Olhos voltados para o Festival de Cannes
04/04/2016 15:43
Ana Carolina Salvador / Foto: Juliana Valente

Obra aborda relações familiares e a questão do bullying

Na foto maior, cena da personagem Cecília e da mãe antes de a menina voltar ao colégio

Ter uma obra selecionada no Festival de Cannes é um sonho para quem faz cinema. Algo que parecia distante para Victor Fiuza, 25 anos, ex-aluno da PUC-Rio. Difícil, mas não impossível. Em maio deste ano, o curta-metragem que ele escreveu e dirigiu, Os olhos de Cecília, será exibido na sessão Short Film Corner do festival. Produzida e filmada em 2014, com uma equipe de alunos recém- formados da PUC-Rio, a obra começou a ser desenvolvida para a disciplina Projeto de Filme II, quando Fiuza ainda era aluno do curso de Cinema.

A Short Film Corner é uma área de networking e negócios voltada à criação de canais para distribuição de curtas, na qual é possível ter acesso a produtores de diversas partes do mundo e organizar exibições no mercado de Cannes.

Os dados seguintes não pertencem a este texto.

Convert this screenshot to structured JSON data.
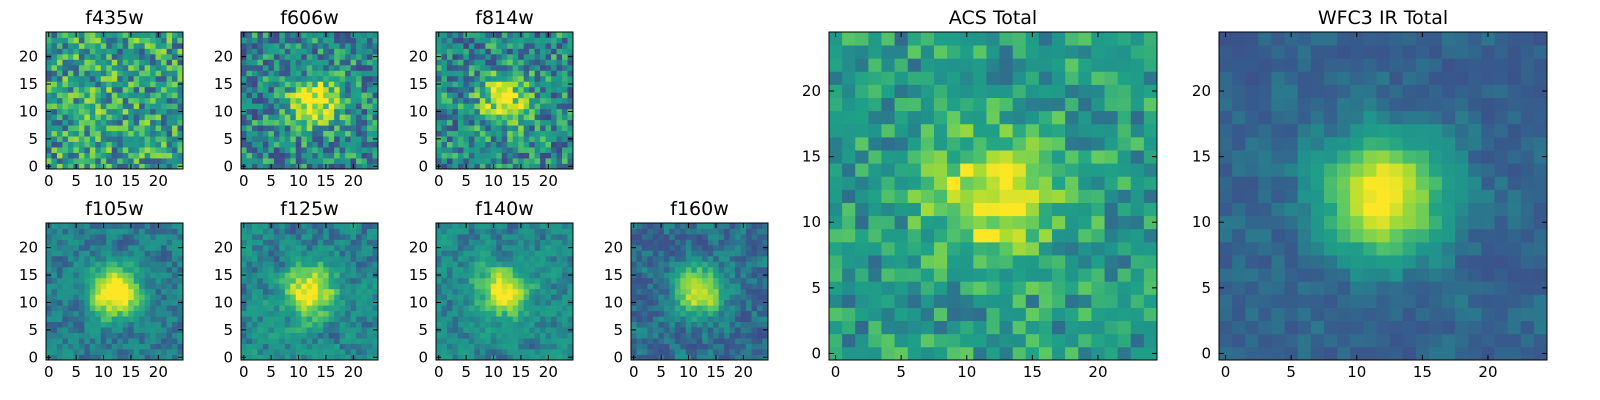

Além disso, os filmes que participam desta mostra estarão disponíveis em uma biblioteca virtual para possíveis negociações.

Fiuza inspirou-se em ambientes e pessoas da família, principalmente na história de uma tia. A narrativa gira em torno de Cecília, uma menina de 8 anos, moradora da periferia do Rio de Janeiro, que enxerga só com um dos olhos e decide voltar à escola depois de algum tempo afastada por causa de bullying. O curta também aborda a questão da violência familiar.

A menina Maria Victorya Manzi Sant’Anna ganhou o prêmio de melhor atriz no 4° Festival de Cinema de Santo Ângelo, em 2015, como protagonista do filme. Maria Victorya trabalhava como modelo e atuava em comerciais. Para Fiuza, ela foi um elemento essencial para o filme ser contemplado nos festivais, pois já tinha uma postura profissional, queria estar ali, mesmo com a rotina intensa de quase um dia inteiro de trabalho.

– Os pais não só entendem como apoiam, quase viraram parte da equipe e divulgam mais o filme do que a gente. Eles descobriram que Maria tinha realmente vocação por causa desse filme, durante os cinco dias no set. Quando a vi no teste de elenco, já percebi que era uma garota especial, ela realmente brilha – afirma.

A atriz mirim também conseguiu driblar outras dificuldades com profissionalismo, como gravar durante 12 horas com a maquiagem que deixava o olho esquerdo fechado. Maria Victorya conseguiu ainda colocar em Cecília um pouco do racismo que viveu quando se sentiu oprimida e isolada por ser a única negra na turma que estudava.

Victor Fiuza e Eric Platenik relatam as dificuldades de fazer um curta independente

Produtor do curta e também ex-aluno da Universidade, Eric Platenik, 26 anos, diz que se deparou com alguns desafios nesse trabalho de início de carreira. Platenik conta que outra dificuldade foi conseguir as locações, pois as pessoas achavam que, por estarem produzindo um filme, eles tinham recursos.

– Fazer um filme sem verba é muito difícil, está todo mundo trabalhando no amor, temos que prestar atenção em todos e, para as pessoas trabalharem bem, tem que ter comida no set, mesmo sem dinheiro.

Com um custo de R$ 10mil, Os olhos de Cecília é uma produção independente, com verba obtida entre os amigos que participaram da realização. Segundo Platenik, angariar recursos para um curta-metragem é uma empreitada difícil porque, ao contrário dos longa-metragens, é um tipo de produto que raramente gera retorno.

O elenco ensaiou durante três meses e gravou por cinco dias em lugares como Bangu, Morro do Salgueiro, na Tijuca, e Ilha do Governador. O diretor diz que queria mostrar uma visão incomum das paisagens da periferia, com um olhar poético e afetivo.

Atualmente, Fiuza é coordenador da área de vídeos na Agência de Conteúdo Estratégico 14, e Platenik é sócio da produtora Photoescrita Filmes. Os dois já fizeram outro filme, As asas de Cândido Gabriel e seu amigo Tiago, que está em processo de edição.